In the course of the hearing before Lord Pentland, the respondents submitted that a finding of contempt of court should not be made in the particular circumstances of the present case.

It was argued that what had happened was an “oversight” and that the breach of undertaking was an “isolated occurrence”, as the system for identifying privileged correspondence sent to the complainer at Glenochil had otherwise worked “without mishap”, steps had been taken to prevent a recurrence, and “no significant harm” had been caused by the breach.

However, applying the test set out in the 2005 decision of the Inner House in Beggs v Scottish Ministers – in which the court ruled that section 21 of the Crown Proceedings Act 1947 did not render it incompetent for the Scottish Ministers to be found in contempt of court by reason of a breach of an undertaking they had given to the court – the judge held that “all reasonable steps were not taken” to comply with the undertaking.

In a written opinion, Lord Pentland said: “I consider that the failure to take that elementary and obvious step was of so gross a nature as to demonstrate a disregard for the importance which the prison service should have attached to the undertaking.

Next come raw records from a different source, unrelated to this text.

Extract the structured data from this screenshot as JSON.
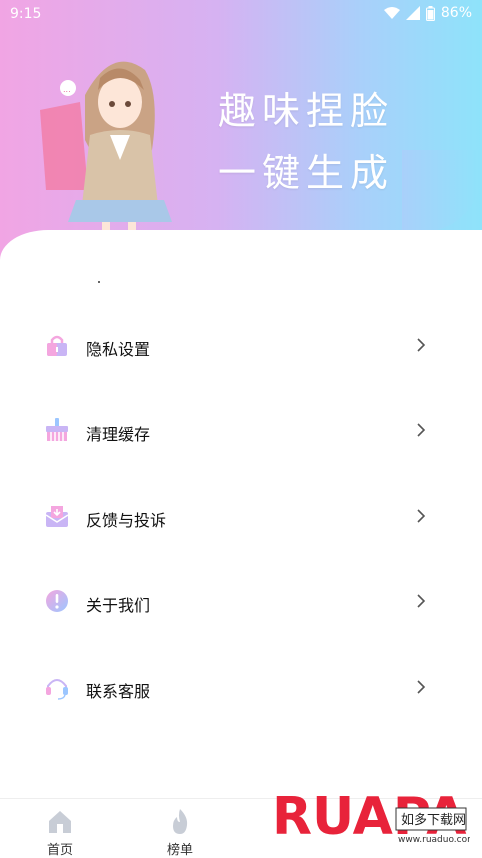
{
  "status": {
    "time": "9:15",
    "battery": "86%"
  },
  "header": {
    "slogan_line1": "趣味捏脸",
    "slogan_line2": "一键生成"
  },
  "menu": [
    {
      "label": "隐私设置",
      "icon": "lock-icon"
    },
    {
      "label": "清理缓存",
      "icon": "broom-icon"
    },
    {
      "label": "反馈与投诉",
      "icon": "mail-icon"
    },
    {
      "label": "关于我们",
      "icon": "info-icon"
    },
    {
      "label": "联系客服",
      "icon": "headset-icon"
    }
  ],
  "bottom_nav": [
    {
      "label": "首页",
      "icon": "home-icon"
    },
    {
      "label": "榜单",
      "icon": "flame-icon"
    }
  ],
  "watermark": {
    "brand": "RUAPADO",
    "sub": "如多下载网",
    "url": "www.ruaduo.com"
  },
  "colors": {
    "gradient_left": "#f1a5e4",
    "gradient_right": "#8ee3fa",
    "icon_pink": "#f4a6df",
    "icon_blue": "#9cc6ff"
  }
}
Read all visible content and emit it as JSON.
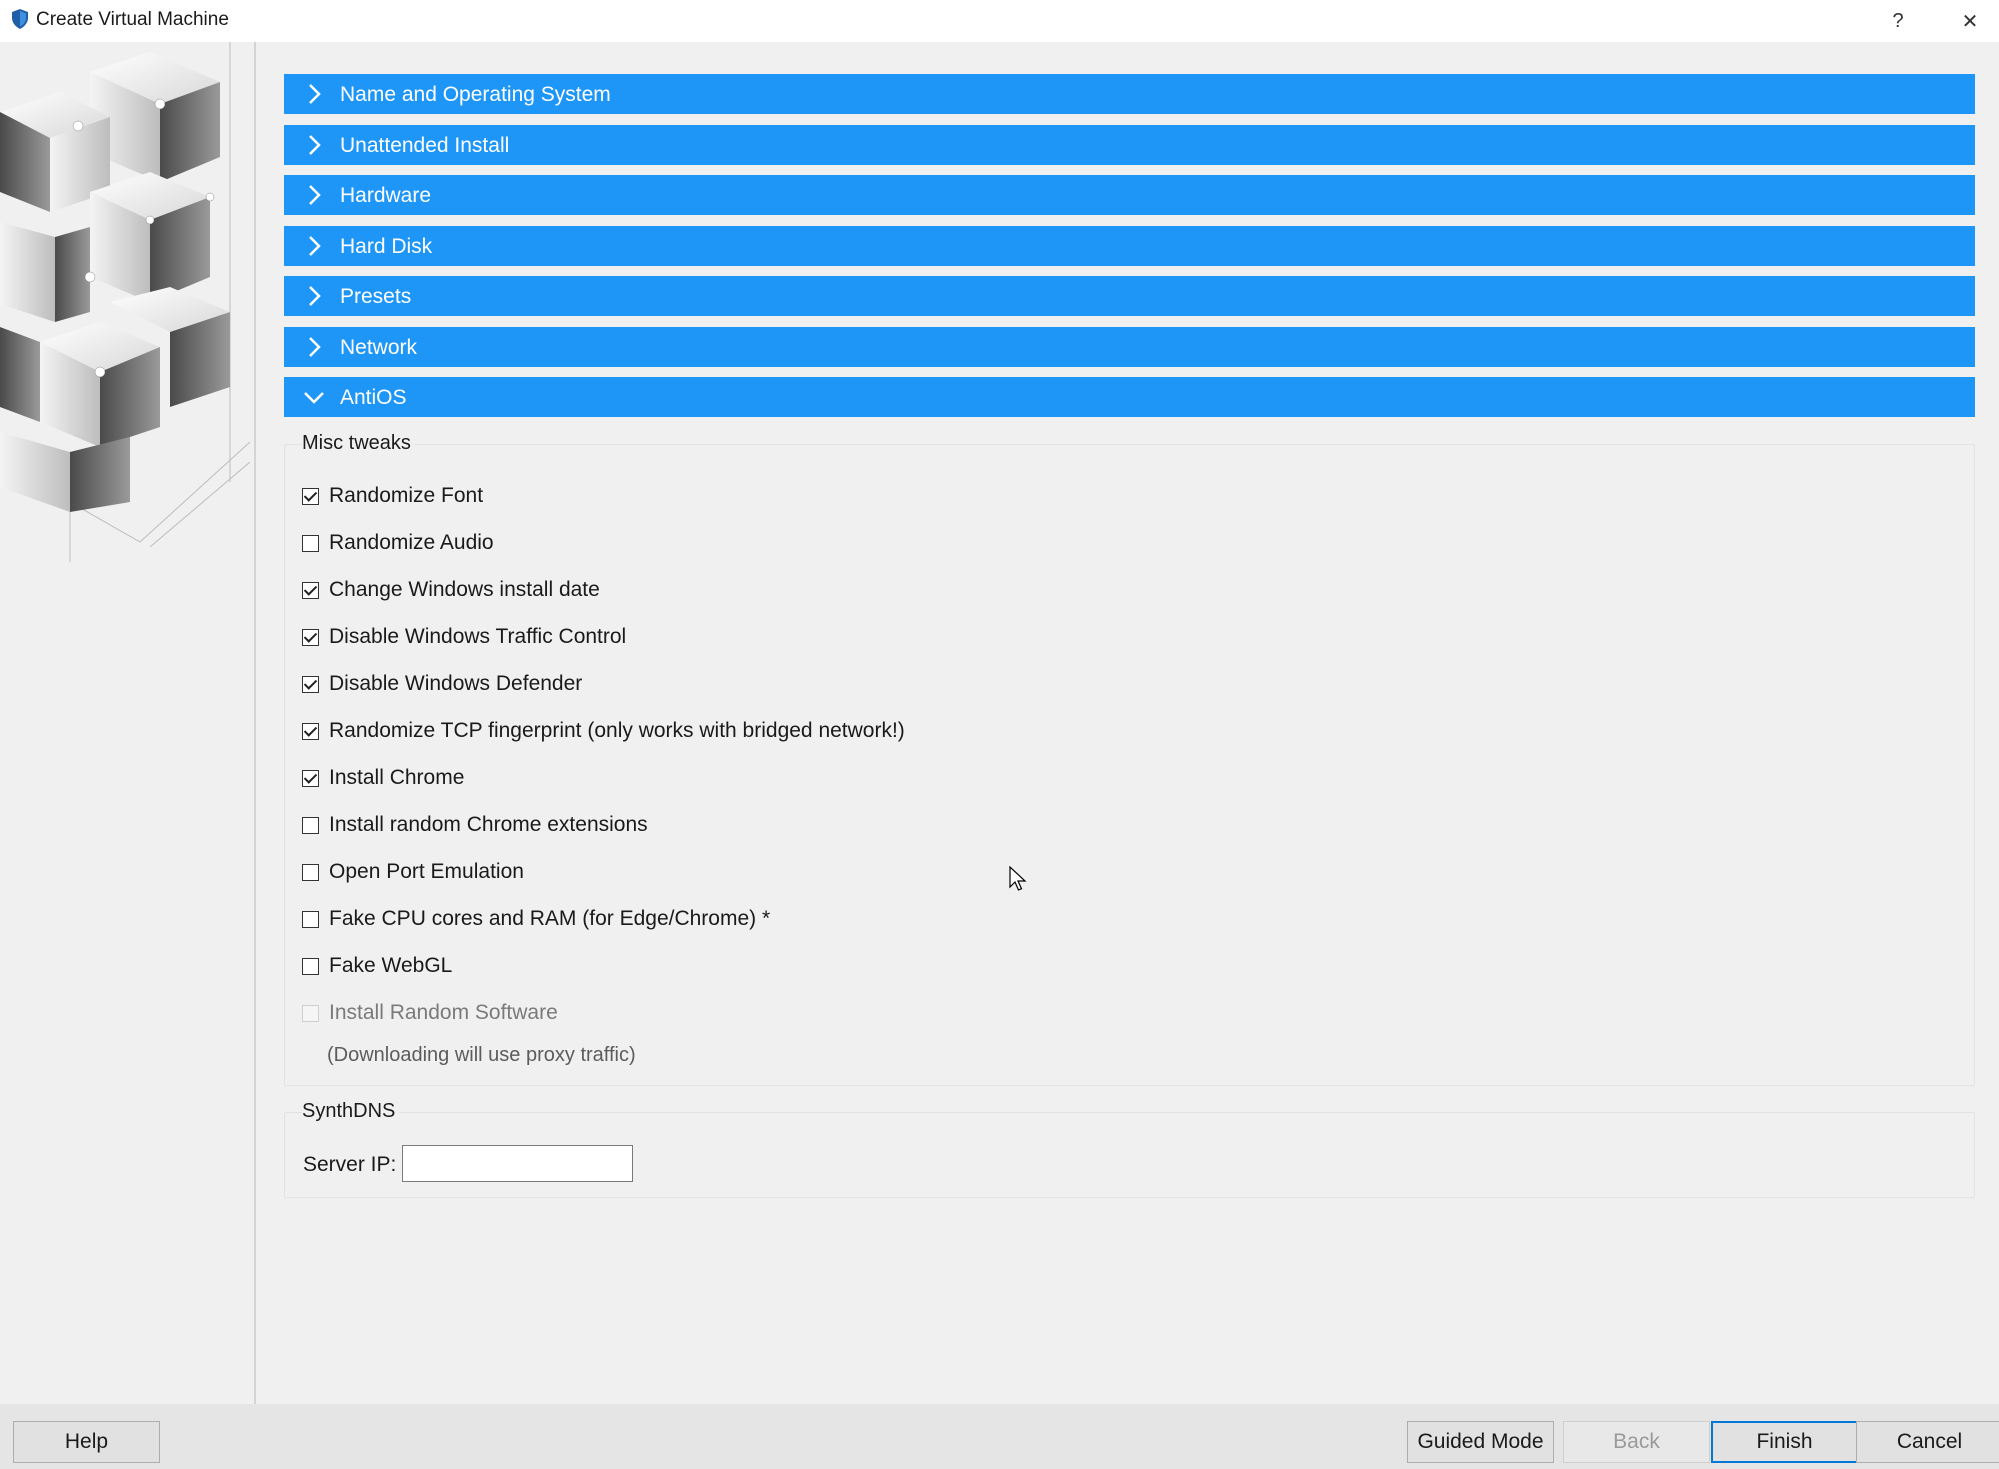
{
  "window": {
    "title": "Create Virtual Machine",
    "help_glyph": "?",
    "close_glyph": "✕"
  },
  "sections": [
    {
      "label": "Name and Operating System",
      "expanded": false
    },
    {
      "label": "Unattended Install",
      "expanded": false
    },
    {
      "label": "Hardware",
      "expanded": false
    },
    {
      "label": "Hard Disk",
      "expanded": false
    },
    {
      "label": "Presets",
      "expanded": false
    },
    {
      "label": "Network",
      "expanded": false
    },
    {
      "label": "AntiOS",
      "expanded": true
    }
  ],
  "misc_tweaks": {
    "title": "Misc tweaks",
    "options": [
      {
        "label": "Randomize Font",
        "checked": true,
        "enabled": true
      },
      {
        "label": "Randomize Audio",
        "checked": false,
        "enabled": true
      },
      {
        "label": "Change Windows install date",
        "checked": true,
        "enabled": true
      },
      {
        "label": "Disable Windows Traffic Control",
        "checked": true,
        "enabled": true
      },
      {
        "label": "Disable Windows Defender",
        "checked": true,
        "enabled": true
      },
      {
        "label": "Randomize TCP fingerprint (only works with bridged network!)",
        "checked": true,
        "enabled": true
      },
      {
        "label": "Install Chrome",
        "checked": true,
        "enabled": true
      },
      {
        "label": "Install random Chrome extensions",
        "checked": false,
        "enabled": true
      },
      {
        "label": "Open Port Emulation",
        "checked": false,
        "enabled": true
      },
      {
        "label": "Fake CPU cores and RAM (for Edge/Chrome) *",
        "checked": false,
        "enabled": true
      },
      {
        "label": "Fake WebGL",
        "checked": false,
        "enabled": true
      },
      {
        "label": "Install Random Software",
        "checked": false,
        "enabled": false
      }
    ],
    "note": "(Downloading will use proxy traffic)"
  },
  "synthdns": {
    "title": "SynthDNS",
    "server_ip_label": "Server IP:",
    "server_ip_value": ""
  },
  "buttons": {
    "help": "Help",
    "guided_mode": "Guided Mode",
    "back": "Back",
    "finish": "Finish",
    "cancel": "Cancel"
  },
  "colors": {
    "section_header": "#1e96f8",
    "accent_border": "#0078d7"
  }
}
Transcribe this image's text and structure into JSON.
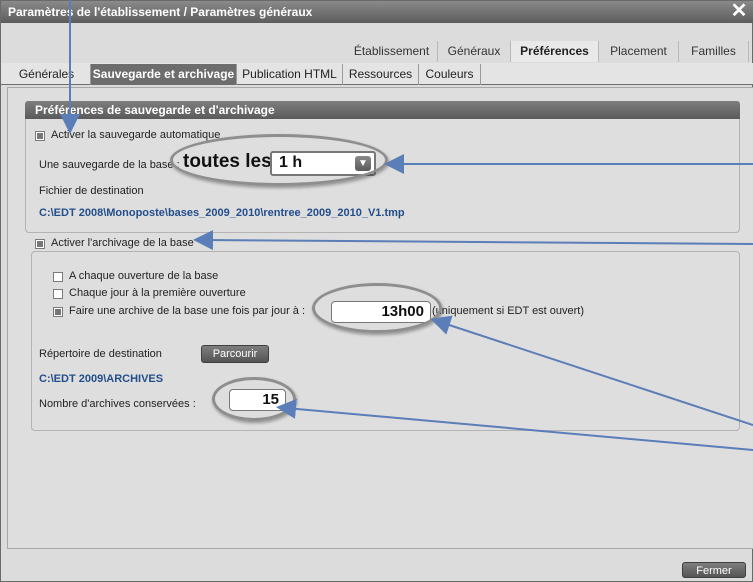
{
  "window": {
    "title": "Paramètres de l'établissement / Paramètres généraux",
    "close_glyph": "✕"
  },
  "top_tabs": [
    {
      "label": "Établissement"
    },
    {
      "label": "Généraux"
    },
    {
      "label": "Préférences"
    },
    {
      "label": "Placement"
    },
    {
      "label": "Familles"
    }
  ],
  "sub_tabs": [
    {
      "label": "Générales"
    },
    {
      "label": "Sauvegarde et archivage"
    },
    {
      "label": "Publication HTML"
    },
    {
      "label": "Ressources"
    },
    {
      "label": "Couleurs"
    }
  ],
  "section_title": "Préférences de sauvegarde et d'archivage",
  "autosave": {
    "checkbox_label": "Activer la sauvegarde automatique",
    "checked": true,
    "frequency_prefix": "Une sauvegarde de la base :",
    "frequency_zoom": "toutes les",
    "frequency_value": "1 h",
    "dest_label": "Fichier de destination",
    "dest_path": "C:\\EDT 2008\\Monoposte\\bases_2009_2010\\rentree_2009_2010_V1.tmp"
  },
  "archive": {
    "checkbox_label": "Activer l'archivage de la base",
    "checked": true,
    "options": [
      {
        "label": "A chaque ouverture de la base",
        "checked": false
      },
      {
        "label": "Chaque jour à la première ouverture",
        "checked": false
      },
      {
        "label": "Faire une archive de la base une fois par jour à :",
        "checked": true
      }
    ],
    "time_value": "13h00",
    "time_note": "(uniquement si EDT est ouvert)",
    "dir_label": "Répertoire de destination",
    "browse_label": "Parcourir",
    "dir_path": "C:\\EDT 2009\\ARCHIVES",
    "count_label": "Nombre d'archives conservées :",
    "count_value": "15"
  },
  "footer": {
    "close_label": "Fermer"
  },
  "colors": {
    "arrow": "#5b7db8",
    "link_text": "#234e8c",
    "active_tab": "#6d6d6d"
  }
}
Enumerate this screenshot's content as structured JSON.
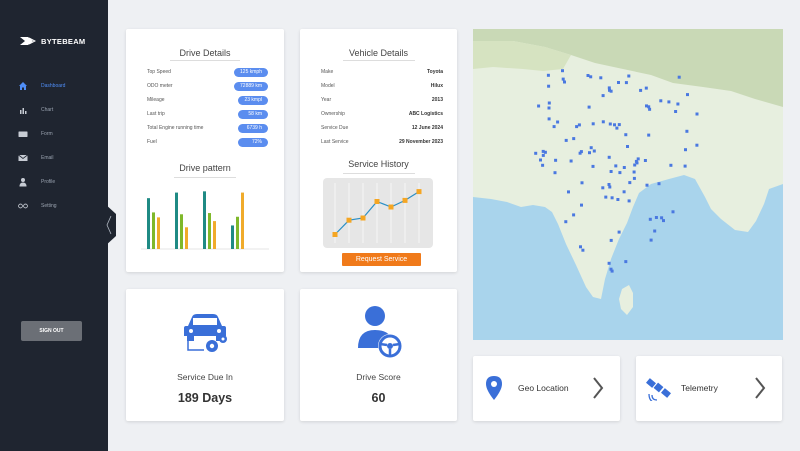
{
  "brand": {
    "name": "BYTEBEAM"
  },
  "sidebar": {
    "items": [
      {
        "label": "Dashboard",
        "icon": "home-icon",
        "active": true
      },
      {
        "label": "Chart",
        "icon": "bar-chart-icon",
        "active": false
      },
      {
        "label": "Form",
        "icon": "keyboard-icon",
        "active": false
      },
      {
        "label": "Email",
        "icon": "envelope-icon",
        "active": false
      },
      {
        "label": "Profile",
        "icon": "person-icon",
        "active": false
      },
      {
        "label": "Setting",
        "icon": "toggle-icon",
        "active": false
      }
    ],
    "signout_label": "SIGN OUT"
  },
  "drive_details": {
    "title": "Drive Details",
    "rows": [
      {
        "label": "Top Speed",
        "value": "125 kmph"
      },
      {
        "label": "ODO meter",
        "value": "72889 km"
      },
      {
        "label": "Mileage",
        "value": "23 kmpl"
      },
      {
        "label": "Last trip",
        "value": "58 km"
      },
      {
        "label": "Total Engine running time",
        "value": "6739 h"
      },
      {
        "label": "Fuel",
        "value": "72%"
      }
    ],
    "pattern_title": "Drive pattern"
  },
  "drive_pattern_chart": {
    "type": "bar",
    "colors": [
      "#1f8a84",
      "#7fb82a",
      "#f0ab2b"
    ],
    "groups": [
      [
        0.82,
        0.59,
        0.51
      ],
      [
        0.91,
        0.56,
        0.35
      ],
      [
        0.93,
        0.58,
        0.45
      ],
      [
        0.38,
        0.52,
        0.91
      ]
    ]
  },
  "vehicle_details": {
    "title": "Vehicle Details",
    "rows": [
      {
        "label": "Make",
        "value": "Toyota"
      },
      {
        "label": "Model",
        "value": "Hilux"
      },
      {
        "label": "Year",
        "value": "2013"
      },
      {
        "label": "Ownership",
        "value": "ABC Logistics"
      },
      {
        "label": "Service Due",
        "value": "12 June 2024"
      },
      {
        "label": "Last Service",
        "value": "29 November 2023"
      }
    ],
    "history_title": "Service History",
    "request_label": "Request Service"
  },
  "service_history_chart": {
    "type": "line",
    "color": "#f5a623",
    "line_color": "#2a8fc6",
    "values": [
      0.1,
      0.36,
      0.4,
      0.7,
      0.6,
      0.72,
      0.88
    ]
  },
  "service_due": {
    "label": "Service Due In",
    "value": "189 Days",
    "icon": "car-service-icon"
  },
  "drive_score": {
    "label": "Drive Score",
    "value": "60",
    "icon": "driver-icon"
  },
  "geo_location": {
    "label": "Geo Location",
    "icon": "location-pin-icon"
  },
  "telemetry": {
    "label": "Telemetry",
    "icon": "satellite-icon"
  },
  "theme": {
    "accent": "#5b8def",
    "orange": "#f07a1a",
    "sidebar": "#1f2530",
    "icon_blue": "#3a6fd8"
  }
}
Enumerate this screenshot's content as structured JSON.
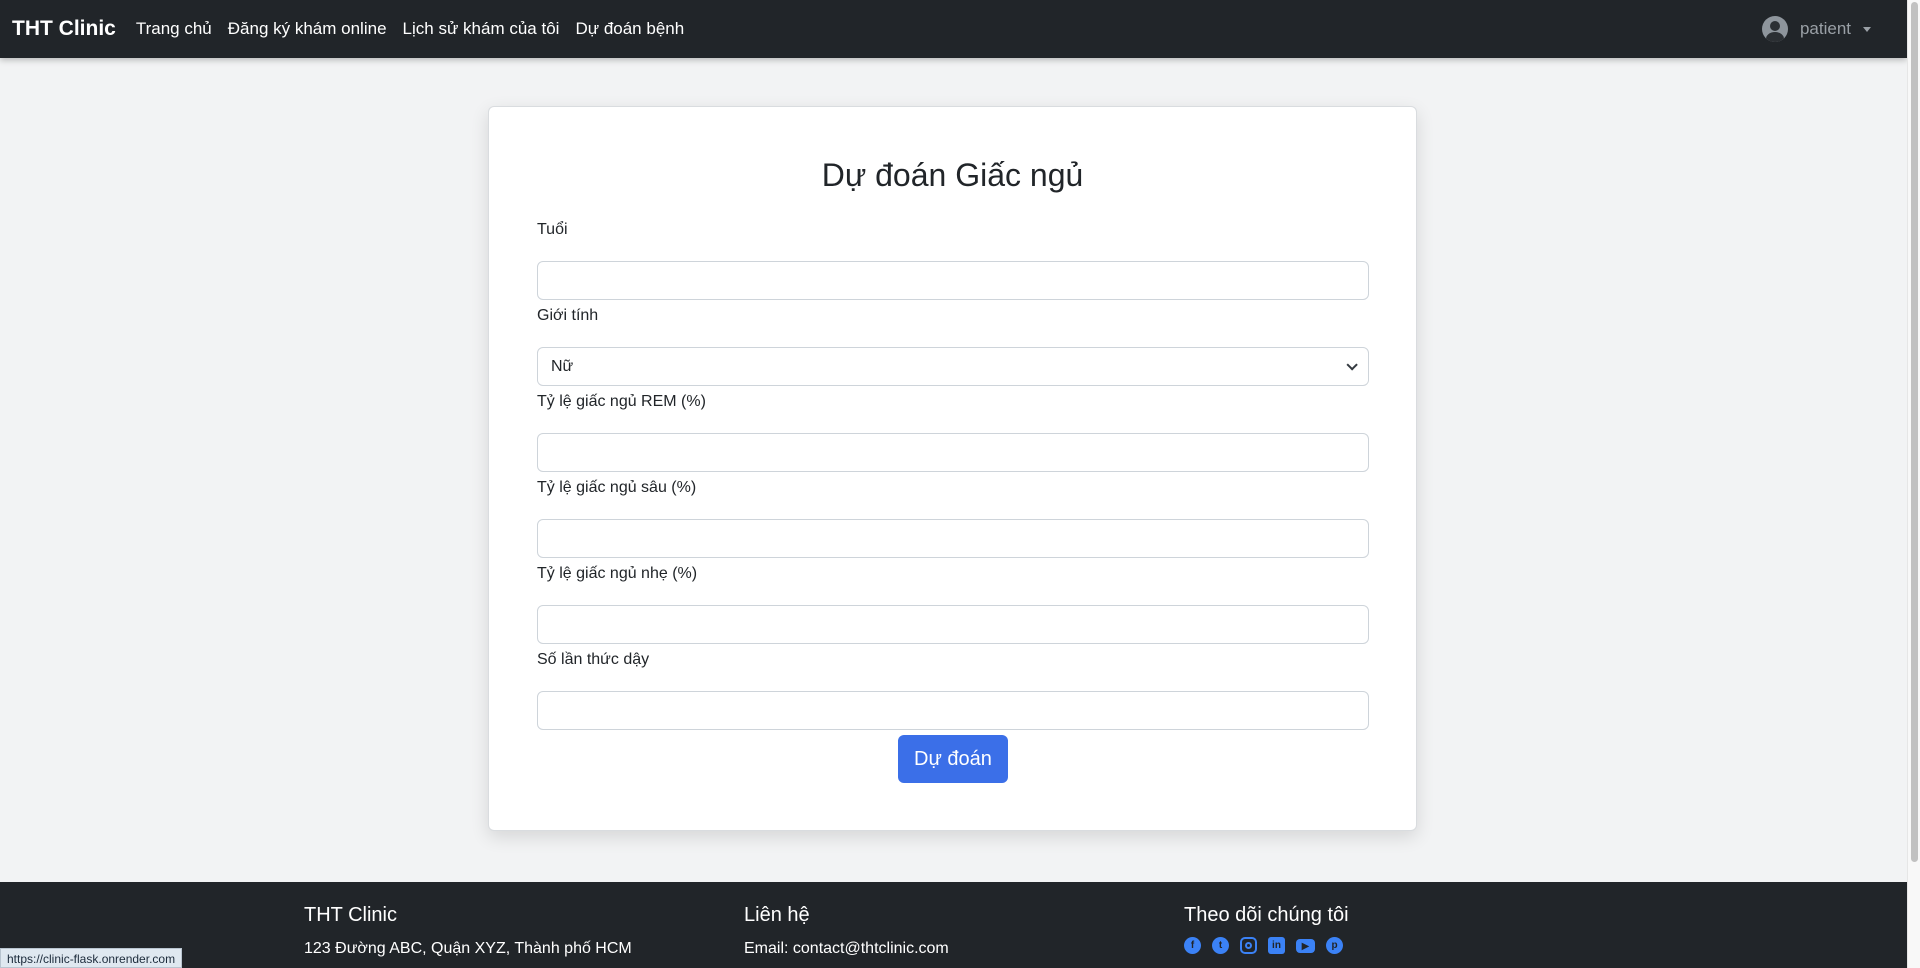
{
  "navbar": {
    "brand": "THT Clinic",
    "links": [
      "Trang chủ",
      "Đăng ký khám online",
      "Lịch sử khám của tôi",
      "Dự đoán bệnh"
    ],
    "user": "patient"
  },
  "form": {
    "title": "Dự đoán Giấc ngủ",
    "fields": {
      "age": {
        "label": "Tuổi",
        "value": ""
      },
      "gender": {
        "label": "Giới tính",
        "selected": "Nữ"
      },
      "rem": {
        "label": "Tỷ lệ giấc ngủ REM (%)",
        "value": ""
      },
      "deep": {
        "label": "Tỷ lệ giấc ngủ sâu (%)",
        "value": ""
      },
      "light": {
        "label": "Tỷ lệ giấc ngủ nhẹ (%)",
        "value": ""
      },
      "awakenings": {
        "label": "Số lần thức dậy",
        "value": ""
      }
    },
    "submit_label": "Dự đoán"
  },
  "footer": {
    "col1": {
      "heading": "THT Clinic",
      "address": "123 Đường ABC, Quận XYZ, Thành phố HCM"
    },
    "col2": {
      "heading": "Liên hệ",
      "email": "Email: contact@thtclinic.com"
    },
    "col3": {
      "heading": "Theo dõi chúng tôi",
      "icons": [
        "facebook-icon",
        "twitter-icon",
        "instagram-icon",
        "linkedin-icon",
        "youtube-icon",
        "pinterest-icon"
      ]
    },
    "accent_color": "#3b82f6"
  },
  "status_bar_url": "https://clinic-flask.onrender.com"
}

“Close attention should have been given to seeing that the undertaking continued to be honoured following the complainer’s transfer, but nothing at all was done to bring it to the attention of the prison staff at Glenochil.

“As happened in Beggs, the undertaking was simply not taken seriously enough. It was overlooked when the complainer was transferred to a different prison. In these circumstances, I am driven to the conclusion that the admitted breach of the undertaking constituted a contempt of court.”